The most impactful fix is shortening the template refresh interval on exporters before planned maintenance. On Cisco IOS, you can temporarily force frequent template resends from config mode:

! Force template resend every 1 packet - restore normal rate after
ip flow-export template refresh-rate 1

This is safe and non-disruptive to data forwarding. Restore the normal refresh rate after the collector confirms template receipt.

For collectors that support it, configure template cache persistence across restarts. nfdump and similar tools require explicit cache persistence configuration.

If your collector does not persist templates, the gap is unavoidable on restart. Plan restarts outside of security-critical windows.

Topology engine warmup

The primary fix is operational discipline, not configuration:

  • Wait for poll cycle x 3 before trusting topology queries. This is the standard guidance for first complete topology view after a collector restart.
  • Check confidence scores before acting on endpoint positioning results. If confidence is low, the answer is not trustworthy.
  • Suppress automated actions that depend on topology during the warmup window. If your incident response automation pages a team based on endpoint positioning, add a confidence check or a post-restart cooldown period.

FDB and ARP repopulation delays

FDB and ARP entries only repopulate as traffic flows. On quiet switch ports, the FDB may remain empty for extended periods. There is no safe way to force population without generating traffic.

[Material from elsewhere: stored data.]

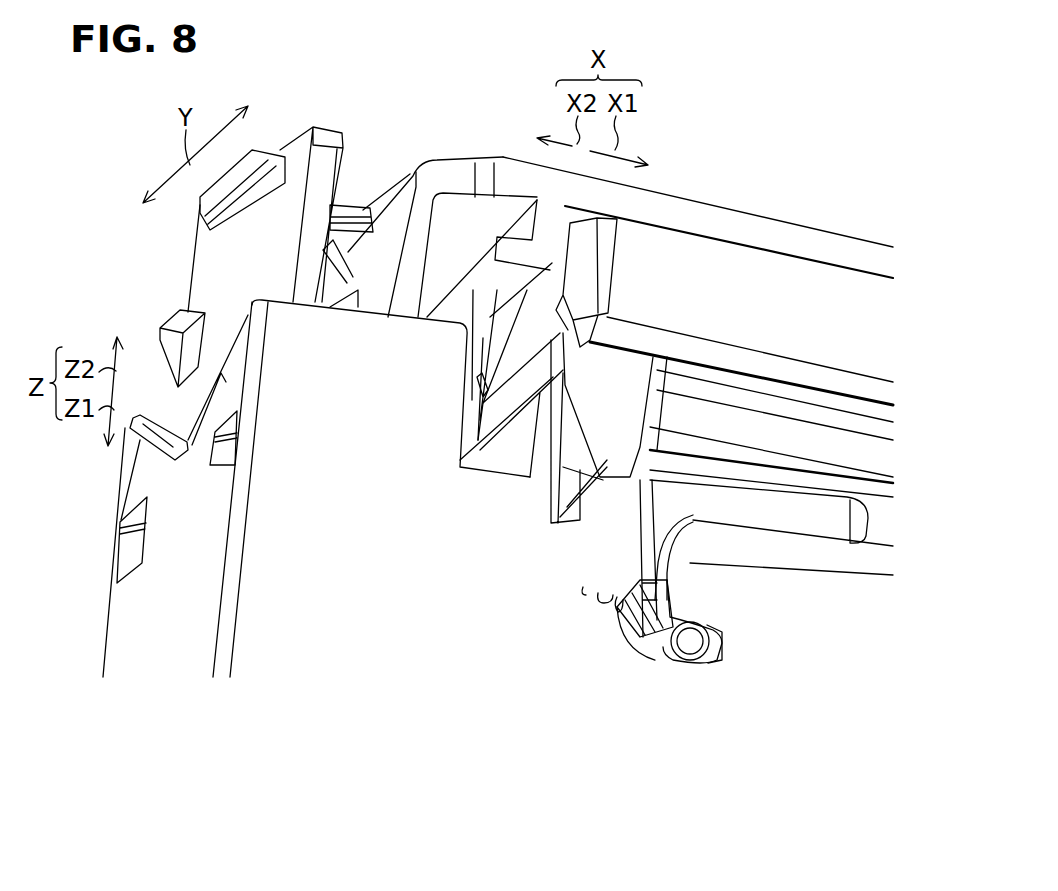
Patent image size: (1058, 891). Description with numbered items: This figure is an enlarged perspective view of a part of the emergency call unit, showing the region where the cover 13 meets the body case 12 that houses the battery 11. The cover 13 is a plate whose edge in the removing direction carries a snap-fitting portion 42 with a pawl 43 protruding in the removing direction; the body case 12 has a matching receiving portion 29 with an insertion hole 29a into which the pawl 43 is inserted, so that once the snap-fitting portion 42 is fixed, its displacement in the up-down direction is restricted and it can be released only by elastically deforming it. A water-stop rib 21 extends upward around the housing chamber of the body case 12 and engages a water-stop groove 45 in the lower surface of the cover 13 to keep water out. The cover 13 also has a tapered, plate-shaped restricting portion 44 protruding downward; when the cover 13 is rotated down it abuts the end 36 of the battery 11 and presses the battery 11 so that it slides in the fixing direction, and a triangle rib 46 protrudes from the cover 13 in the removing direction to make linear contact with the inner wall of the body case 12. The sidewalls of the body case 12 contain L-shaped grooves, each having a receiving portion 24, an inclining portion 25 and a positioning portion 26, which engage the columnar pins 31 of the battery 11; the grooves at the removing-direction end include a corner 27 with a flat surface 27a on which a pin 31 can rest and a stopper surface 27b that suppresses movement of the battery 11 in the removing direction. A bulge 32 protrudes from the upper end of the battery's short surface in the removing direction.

The battery 11 is at (845, 575).
The body case 12 is at (507, 640).
The cover 13 is at (758, 204).
The water-stop rib 21 is at (550, 453).
The receiving portion 24 is at (690, 560).
The inclining portion 25 is at (640, 647).
The positioning portion 26 is at (690, 645).
The corner 27 is at (620, 687).
The flat surface 27a is at (611, 610).
The stopper surface 27b is at (590, 592).
The receiving portion 29 is at (128, 627).
The insertion hole 29a is at (120, 545).
The pin 31 is at (710, 668).
The bulge 32 is at (573, 530).
The end of the battery 36 is at (697, 517).
The snap-fitting portion 42 is at (336, 166).
The pawl 43 is at (268, 295).
The restricting portion 44 is at (547, 540).
The water-stop groove 45 is at (558, 207).
The triangle rib 46 is at (490, 345).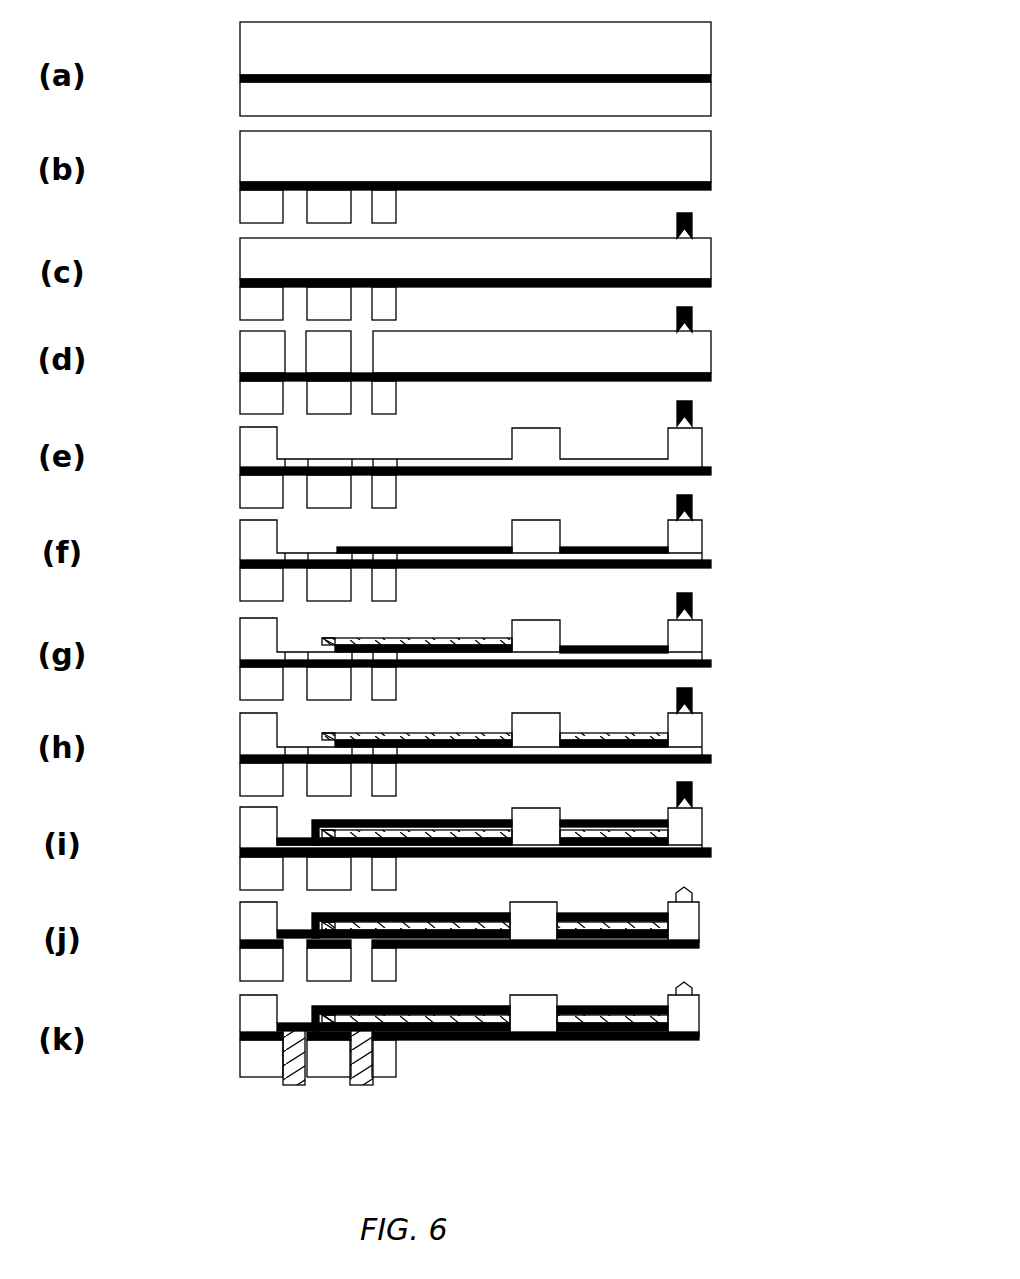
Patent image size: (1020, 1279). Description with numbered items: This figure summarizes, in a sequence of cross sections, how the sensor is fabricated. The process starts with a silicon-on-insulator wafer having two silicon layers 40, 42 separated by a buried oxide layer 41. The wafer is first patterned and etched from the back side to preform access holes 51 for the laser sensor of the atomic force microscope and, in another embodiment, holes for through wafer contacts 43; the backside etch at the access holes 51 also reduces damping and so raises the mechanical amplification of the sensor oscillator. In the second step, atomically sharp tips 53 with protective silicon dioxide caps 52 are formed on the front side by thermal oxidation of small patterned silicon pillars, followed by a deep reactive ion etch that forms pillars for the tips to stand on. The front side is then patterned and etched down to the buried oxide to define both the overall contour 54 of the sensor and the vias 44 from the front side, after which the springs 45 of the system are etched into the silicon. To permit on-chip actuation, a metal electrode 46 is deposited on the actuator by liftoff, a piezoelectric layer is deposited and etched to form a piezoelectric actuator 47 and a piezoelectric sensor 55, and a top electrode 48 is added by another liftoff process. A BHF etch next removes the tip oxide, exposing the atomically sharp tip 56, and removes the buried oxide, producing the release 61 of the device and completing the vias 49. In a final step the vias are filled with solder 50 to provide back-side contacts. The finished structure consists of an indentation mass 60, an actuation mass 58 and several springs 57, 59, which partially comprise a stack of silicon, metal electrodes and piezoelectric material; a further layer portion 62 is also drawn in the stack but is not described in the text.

The silicon layer 40 is at (240, 46).
The buried oxide layer 41 is at (240, 78).
The silicon layer 42 is at (240, 100).
The holes for through wafer contacts (via) 43 is at (282, 230).
The vias 44 is at (292, 352).
The springs 45 is at (430, 454).
The metal electrode 46 is at (418, 547).
The piezoelectric actuator 47 is at (320, 651).
The top electrode 48 is at (302, 822).
The vias 49 is at (298, 944).
The solder 50 is at (292, 1086).
The access holes 51 is at (655, 203).
The protective silicon dioxide caps 52 is at (693, 221).
The atomically sharp tips 53 is at (695, 234).
The overall contour of the sensor 54 is at (700, 354).
The piezoelectric sensor 55 is at (613, 728).
The atomically sharp tip 56 is at (694, 897).
The springs 57 is at (443, 1042).
The actuation mass 58 is at (532, 1042).
The springs 59 is at (607, 1042).
The indentation mass 60 is at (682, 1042).
The release 61 is at (678, 950).
The electrode portion 62 is at (607, 813).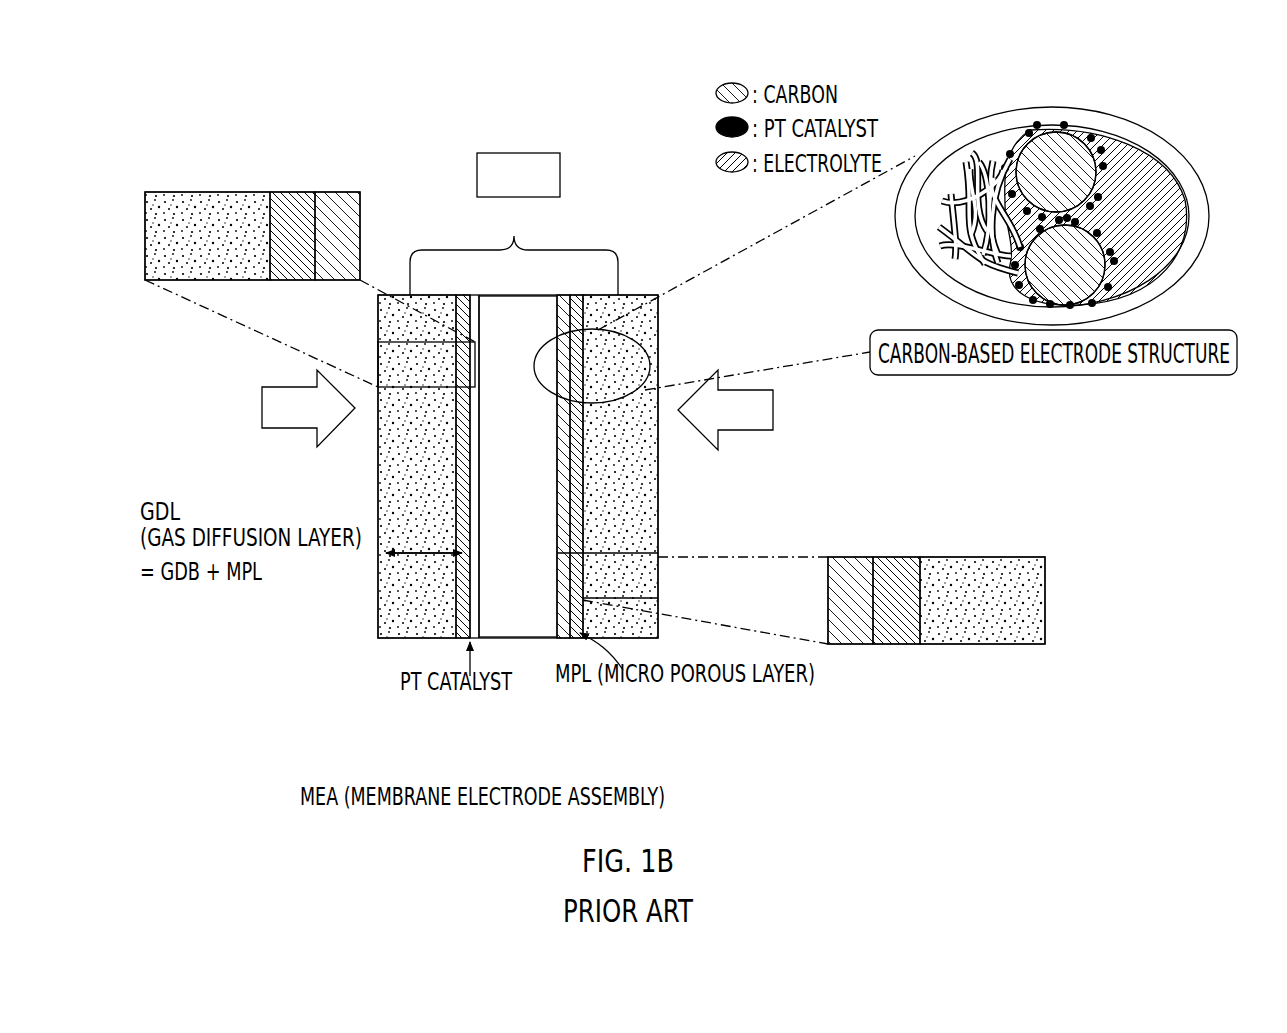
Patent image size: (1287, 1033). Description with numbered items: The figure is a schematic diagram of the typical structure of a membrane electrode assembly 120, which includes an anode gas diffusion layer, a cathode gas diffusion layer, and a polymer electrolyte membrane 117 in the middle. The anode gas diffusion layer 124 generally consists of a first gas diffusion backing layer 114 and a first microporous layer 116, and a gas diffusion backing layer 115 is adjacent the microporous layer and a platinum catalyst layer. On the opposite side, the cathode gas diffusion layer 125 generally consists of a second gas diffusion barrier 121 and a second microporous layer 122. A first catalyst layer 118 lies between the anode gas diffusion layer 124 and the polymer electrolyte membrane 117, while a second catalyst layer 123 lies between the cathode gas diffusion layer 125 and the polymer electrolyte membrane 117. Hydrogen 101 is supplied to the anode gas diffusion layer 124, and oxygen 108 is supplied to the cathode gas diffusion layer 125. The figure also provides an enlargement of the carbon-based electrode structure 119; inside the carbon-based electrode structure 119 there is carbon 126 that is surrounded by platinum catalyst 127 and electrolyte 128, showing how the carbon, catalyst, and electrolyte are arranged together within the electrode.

The hydrogen 101 is at (258, 402).
The oxygen 108 is at (773, 404).
The first gas diffusion backing layer 114 is at (188, 190).
The gas diffusion backing layer 115 is at (386, 634).
The first microporous layer 116 is at (297, 190).
The polymer electrolyte membrane 117 is at (523, 642).
The first catalyst layer 118 is at (345, 190).
The carbon-based electrode structure 119 is at (1052, 72).
The membrane electrode assembly 120 is at (563, 96).
The second gas diffusion barrier 121 is at (1050, 597).
The second microporous layer 122 is at (901, 650).
The second catalyst layer 123 is at (850, 650).
The anode gas diffusion layer 124 is at (318, 65).
The cathode gas diffusion layer 125 is at (873, 535).
The carbon 126 is at (1003, 125).
The platinum catalyst 127 is at (1135, 160).
The electrolyte 128 is at (1160, 256).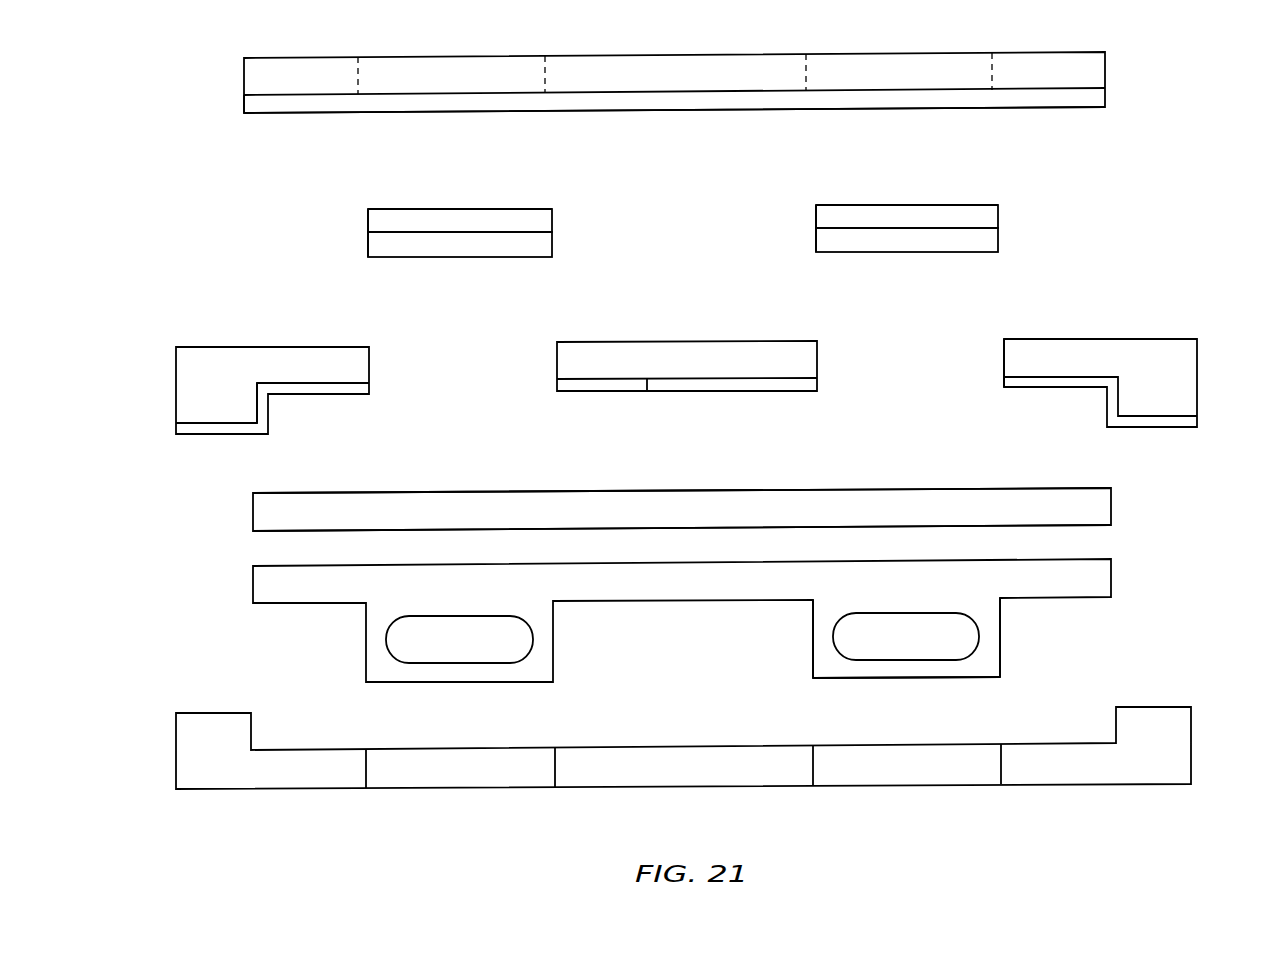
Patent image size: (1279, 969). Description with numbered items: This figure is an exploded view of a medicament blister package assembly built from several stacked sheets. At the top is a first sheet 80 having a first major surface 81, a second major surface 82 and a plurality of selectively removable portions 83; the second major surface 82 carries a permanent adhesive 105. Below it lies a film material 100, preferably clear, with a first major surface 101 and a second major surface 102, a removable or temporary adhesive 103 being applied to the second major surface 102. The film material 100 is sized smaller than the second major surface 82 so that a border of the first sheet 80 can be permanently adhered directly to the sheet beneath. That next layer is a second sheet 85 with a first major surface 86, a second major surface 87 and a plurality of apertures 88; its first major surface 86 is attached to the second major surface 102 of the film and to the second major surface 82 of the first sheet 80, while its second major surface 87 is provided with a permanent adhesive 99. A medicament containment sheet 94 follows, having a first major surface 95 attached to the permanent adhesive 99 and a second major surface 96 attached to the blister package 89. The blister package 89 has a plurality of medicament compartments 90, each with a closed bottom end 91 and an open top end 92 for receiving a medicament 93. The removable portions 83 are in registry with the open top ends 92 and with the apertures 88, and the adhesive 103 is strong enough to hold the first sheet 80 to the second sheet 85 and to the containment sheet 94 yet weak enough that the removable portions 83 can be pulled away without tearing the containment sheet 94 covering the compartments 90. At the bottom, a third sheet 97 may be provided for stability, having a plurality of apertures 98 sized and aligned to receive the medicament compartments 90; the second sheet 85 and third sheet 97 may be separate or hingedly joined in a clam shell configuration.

The first sheet 80 is at (1106, 78).
The first major surface 81 is at (668, 42).
The second major surface 82 is at (282, 97).
The selectively removable portions 83 is at (440, 70).
The second sheet 85 is at (1198, 385).
The first major surface 86 is at (680, 340).
The second major surface 87 is at (277, 385).
The apertures 88 is at (444, 358).
The blister package 89 is at (1112, 584).
The medicament compartments 90 is at (983, 660).
The closed bottom end 91 is at (1002, 675).
The open top end 92 is at (815, 605).
The medicament 93 is at (855, 633).
The medicament containment sheet 94 is at (1113, 508).
The first major surface 95 is at (665, 480).
The second major surface 96 is at (680, 527).
The third sheet 97 is at (1192, 750).
The apertures 98 is at (445, 778).
The permanent adhesive 99 is at (302, 396).
The film material 100 is at (542, 218).
The first major surface 101 is at (447, 207).
The second major surface 102 is at (390, 232).
The removable adhesive 103 is at (542, 247).
The permanent adhesive 105 is at (667, 103).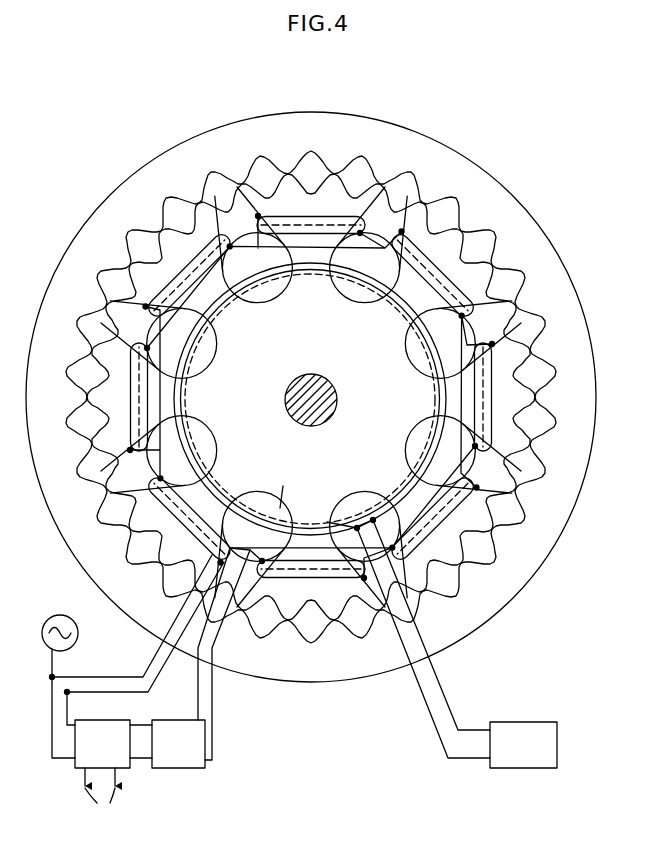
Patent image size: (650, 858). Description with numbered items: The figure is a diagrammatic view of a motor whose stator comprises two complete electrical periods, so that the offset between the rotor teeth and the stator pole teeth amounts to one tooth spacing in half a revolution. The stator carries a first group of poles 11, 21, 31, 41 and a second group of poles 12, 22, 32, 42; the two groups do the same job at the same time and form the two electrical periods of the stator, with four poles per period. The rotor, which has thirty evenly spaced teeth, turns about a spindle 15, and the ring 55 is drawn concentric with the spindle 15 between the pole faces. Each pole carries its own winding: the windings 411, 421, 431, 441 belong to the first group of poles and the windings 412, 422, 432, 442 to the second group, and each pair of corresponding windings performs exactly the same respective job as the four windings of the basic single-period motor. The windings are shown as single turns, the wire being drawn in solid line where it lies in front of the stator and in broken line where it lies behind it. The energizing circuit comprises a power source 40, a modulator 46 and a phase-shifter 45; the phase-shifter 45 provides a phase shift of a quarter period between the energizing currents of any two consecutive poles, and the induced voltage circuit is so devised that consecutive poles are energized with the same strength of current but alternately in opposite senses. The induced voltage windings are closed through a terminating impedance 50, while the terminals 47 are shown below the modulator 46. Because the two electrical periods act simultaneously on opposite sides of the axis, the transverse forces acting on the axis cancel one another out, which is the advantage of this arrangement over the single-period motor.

The stator pole 11 is at (311, 216).
The stator pole 21 is at (455, 252).
The stator pole 31 is at (491, 397).
The stator pole 41 is at (455, 541).
The stator pole 12 is at (311, 578).
The stator pole 22 is at (166, 541).
The stator pole 32 is at (130, 397).
The stator pole 42 is at (166, 252).
The winding 411 is at (327, 216).
The winding 421 is at (459, 291).
The winding 431 is at (493, 427).
The winding 441 is at (446, 532).
The winding 412 is at (336, 580).
The winding 422 is at (200, 538).
The winding 432 is at (135, 413).
The winding 442 is at (161, 294).
The spindle 15 is at (333, 383).
The rotor ring 55 is at (185, 404).
The power source 40 is at (57, 616).
The phase-shifter 45 is at (178, 744).
The modulator 46 is at (102, 744).
The output terminals 47 is at (100, 795).
The terminating impedance 50 is at (523, 745).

If your topology engine depends on FDB freshness for endpoint positioning, ensure your poll cadence is fast enough relative to the FDB aging timeout on your switches. If the aging timeout is 4 hours and your poll cycle is 30 minutes, entries are refreshed frequently enough under normal operation. But after a restart, the first complete view still requires waiting for the poll to complete and for devices to have learned MACs.

Prevention

  • Mark cold-start state explicitly. If your topology engine does not flag incomplete views, add a wrapper or dashboard annotation that shows time since last restart and expected warmup completion time.
  • Monitor confidence scores as a first-class signal. Alert when average confidence drops below baseline for sustained periods, not just after restarts.
  • Use NTP synchronization on collectors and exporters. Clock skew can cause template refresh timestamp comparisons to reject otherwise valid templates, extending the effective blind spot beyond the nominal refresh interval.
  • Plan restarts during low-risk windows. The cold-start gap is most dangerous when it coincides with a security event that requires flow forensics.
  • Consider NetFlow v5 for fixed-format export where template gaps are unacceptable. NetFlow v5 has a fixed record format and does not require template exchange. However, v5 is deprecated on many modern platforms in favor of v9/IPFIX.
  • Shorten template refresh intervals on exporters. A 60-second refresh produces a shorter gap than a 30-minute refresh. Balance against the increased management-plane traffic from more frequent template sends.

How Netdata helps

  • Monitors the collector’s flow packet receive rate alongside the decoded record rate, making template cache gaps visible as a divergence between received and decoded counters.
  • Collects Udp_RcvbufErrors from /proc/net/snmp by default on Linux, catching template packets dropped at the kernel socket buffer before the application sees them.
  • Per-core CPU metrics help verify the collector is not CPU-starved during the ingestion burst that follows restart, when all exporters resume sending simultaneously.
  • Collector disk space and I/O metrics catch the TSDB write spike that accompanies cold-start ingestion.
  • SNMP poll latency and timeout metrics help verify the poller is completing cycles fast enough for the topology engine to rebuild within the expected window.
  • Cross-metric correlation in Netdata dashboards lets you align collector restart timestamps with confidence score drops, flow decode gaps, and FDB repopulation curves in a single view.